Carin sighed. Slowly, she shook her head. Since she was the one who had sent the conversation down this path, she might as well speak openly—where both the warlock and the woodsprite, if the creature was listening, could hear her confession.
“No, I had other reasons. Mainly, I doubted that the pool of magic would let me hurt you. If I’d walked into the cave carrying a knife, wouldn’t the power that lives in the water have stopped me before I got anywhere near you? Same with the dragon,” she added. “If I had tried to call up the Jabberwock from the Looking-Glass book, wouldn’t the pool of magic have destroyed the dragon from another world to save a wizard from this one?”
Carin questioned for effect, not expecting Verek to answer. But when she paused to sip her tea, the warlock gifted her with a surprising reply.
“In truth, I cannot say.” He cocked his head as he spoke, but his gaze was direct—disturbingly so. “To my knowledge, never has the chamber of the wysards been visited by such a one as you—nor by any otherworldly dragon. You were a witness to my astonishment when first you summoned the creature to those waters. A participant you were also—though unwilling, as I recall—in my efforts to know the beast’s nature. Surely you cannot profess to wonder at my o
wn uncertainty upon the points you have raised. Until the question is put to the test, I am no more able than you are to say whether the waters of the wysards will rise against your uncanny dragon to protect an adept of Ladrehdin.”
‘Whether the waters will rise’? Not ‘would’—but ‘will.’ Verek made it sound like the question wasn’t a conjecture from the past, but a puzzle for the present and a test for the future.
Carin barely had time to wonder about Verek’s phrasing—and to note his use of the word “adept”—when the wizard redirected her attention to the subject they had strayed from.
“I fear my case stands bootless,” he said, “in defense of the decision you made in the cavern of enchantment.
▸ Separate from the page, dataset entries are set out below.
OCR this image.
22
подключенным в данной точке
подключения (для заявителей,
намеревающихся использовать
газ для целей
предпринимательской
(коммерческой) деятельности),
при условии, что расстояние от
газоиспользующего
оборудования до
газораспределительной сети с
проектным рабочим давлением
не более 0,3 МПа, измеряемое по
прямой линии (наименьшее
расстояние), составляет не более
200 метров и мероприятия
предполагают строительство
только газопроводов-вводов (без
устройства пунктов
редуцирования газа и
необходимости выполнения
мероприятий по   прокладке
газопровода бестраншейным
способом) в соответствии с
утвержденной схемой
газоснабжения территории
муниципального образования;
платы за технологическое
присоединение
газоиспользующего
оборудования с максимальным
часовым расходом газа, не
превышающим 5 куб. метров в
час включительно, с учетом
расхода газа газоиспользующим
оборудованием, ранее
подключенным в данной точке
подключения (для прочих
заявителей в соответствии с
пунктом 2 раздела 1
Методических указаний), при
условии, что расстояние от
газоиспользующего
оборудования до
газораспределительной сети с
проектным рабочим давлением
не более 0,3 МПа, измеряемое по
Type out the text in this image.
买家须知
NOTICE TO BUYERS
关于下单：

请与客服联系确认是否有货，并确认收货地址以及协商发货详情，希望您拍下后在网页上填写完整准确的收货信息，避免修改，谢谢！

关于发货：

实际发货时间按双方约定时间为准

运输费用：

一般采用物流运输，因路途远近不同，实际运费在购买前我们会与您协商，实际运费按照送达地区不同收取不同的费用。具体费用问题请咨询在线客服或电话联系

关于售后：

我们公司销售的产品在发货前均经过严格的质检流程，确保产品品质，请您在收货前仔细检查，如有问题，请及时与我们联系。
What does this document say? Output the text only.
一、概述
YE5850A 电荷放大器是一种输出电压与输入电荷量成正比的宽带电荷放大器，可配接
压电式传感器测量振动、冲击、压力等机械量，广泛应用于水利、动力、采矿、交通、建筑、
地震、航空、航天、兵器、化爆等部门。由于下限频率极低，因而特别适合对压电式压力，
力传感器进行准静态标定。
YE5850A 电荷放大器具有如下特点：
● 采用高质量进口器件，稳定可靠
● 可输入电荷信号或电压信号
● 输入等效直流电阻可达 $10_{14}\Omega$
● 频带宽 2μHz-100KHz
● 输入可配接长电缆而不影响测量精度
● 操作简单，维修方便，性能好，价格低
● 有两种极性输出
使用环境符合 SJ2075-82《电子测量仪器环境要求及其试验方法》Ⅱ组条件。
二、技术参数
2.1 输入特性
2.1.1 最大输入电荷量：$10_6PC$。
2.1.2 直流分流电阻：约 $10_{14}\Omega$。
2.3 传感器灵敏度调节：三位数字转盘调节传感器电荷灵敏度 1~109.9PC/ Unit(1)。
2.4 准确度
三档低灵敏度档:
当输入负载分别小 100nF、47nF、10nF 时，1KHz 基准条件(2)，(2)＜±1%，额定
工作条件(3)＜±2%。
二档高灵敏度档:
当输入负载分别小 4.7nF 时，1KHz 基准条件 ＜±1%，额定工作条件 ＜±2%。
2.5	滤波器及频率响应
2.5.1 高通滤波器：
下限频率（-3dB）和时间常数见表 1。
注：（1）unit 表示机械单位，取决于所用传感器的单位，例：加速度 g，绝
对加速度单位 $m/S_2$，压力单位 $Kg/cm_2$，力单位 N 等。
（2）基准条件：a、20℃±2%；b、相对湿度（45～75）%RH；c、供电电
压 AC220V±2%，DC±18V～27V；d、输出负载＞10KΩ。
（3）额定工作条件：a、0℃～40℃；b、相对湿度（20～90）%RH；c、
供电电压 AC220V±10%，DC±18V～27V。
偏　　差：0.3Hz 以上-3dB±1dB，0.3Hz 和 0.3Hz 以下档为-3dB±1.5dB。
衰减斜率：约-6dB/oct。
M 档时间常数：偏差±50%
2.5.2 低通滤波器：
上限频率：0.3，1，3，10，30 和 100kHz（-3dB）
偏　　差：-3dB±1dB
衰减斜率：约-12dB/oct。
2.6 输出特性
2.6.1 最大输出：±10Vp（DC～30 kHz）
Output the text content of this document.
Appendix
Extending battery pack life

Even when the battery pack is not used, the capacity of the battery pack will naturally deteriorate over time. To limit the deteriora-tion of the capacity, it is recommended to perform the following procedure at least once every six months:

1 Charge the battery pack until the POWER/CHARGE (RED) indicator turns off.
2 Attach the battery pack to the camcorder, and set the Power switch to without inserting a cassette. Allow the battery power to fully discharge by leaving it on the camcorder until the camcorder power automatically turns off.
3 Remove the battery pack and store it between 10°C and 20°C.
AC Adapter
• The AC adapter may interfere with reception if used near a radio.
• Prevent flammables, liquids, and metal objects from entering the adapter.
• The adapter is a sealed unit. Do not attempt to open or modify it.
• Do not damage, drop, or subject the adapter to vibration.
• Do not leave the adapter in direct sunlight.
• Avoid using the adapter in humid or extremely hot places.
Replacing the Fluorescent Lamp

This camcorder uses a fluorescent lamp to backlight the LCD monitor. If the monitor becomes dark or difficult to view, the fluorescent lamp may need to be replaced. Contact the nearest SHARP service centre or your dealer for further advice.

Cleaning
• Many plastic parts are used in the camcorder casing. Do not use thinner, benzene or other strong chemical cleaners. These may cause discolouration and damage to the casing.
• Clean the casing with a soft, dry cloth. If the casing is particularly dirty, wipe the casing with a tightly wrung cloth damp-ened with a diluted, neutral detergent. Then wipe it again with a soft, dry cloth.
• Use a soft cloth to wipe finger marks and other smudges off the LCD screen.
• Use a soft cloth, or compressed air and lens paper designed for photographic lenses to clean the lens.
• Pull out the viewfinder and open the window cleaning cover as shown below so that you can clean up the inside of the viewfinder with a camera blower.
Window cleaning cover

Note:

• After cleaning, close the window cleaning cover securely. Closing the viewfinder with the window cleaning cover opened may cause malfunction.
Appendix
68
Of the two reasons you have given me for sparing my life, I tell you that the first was mistaken and the second debatable.” Verek shifted on the blanket under him. “Perhaps I may do better, if you have a third to offer.”
Indeed she did. But she hesitated to reveal it. Carin looked at the ground and began to pluck at dead, dry grass. She couldn’t stand the cold for long; it forced her hand back under her cloak.
She didn’t look up then as she answered Verek. “My third reason will probably sound lame to you. But I felt like it would be”—she searched for the word—“dishonorable to murder someone who had just saved my life. I would have drowned if you hadn’t come in after me. You knew you’d get hurt. That pool is an ocean of pain.” Carin shuddered as she recalled it. “After what you did, getting me out of there even as hurt as you were, I felt like I owed you … especially when I saw you afterward. You looked awful.
“So instead of finishing you off that night, I just walked away.” Carin shrugged. “Now you know all my reasons for not trying to kill you. Take your pick. None of them is very good.”
She awaited his scorn. But Verek withheld it.
“No reason serves better than this last one as grounds for any decision,” he replied, softly. “No higher justification is there than the voice of conscience. To commit a deed that is dishonorable in one’s own eyes is an unpardonable offense. The criminal may more easily make amends for a lifetime of unscrupled crime, than the man who forsakes his conscience—even once—will rid himself of that shame.”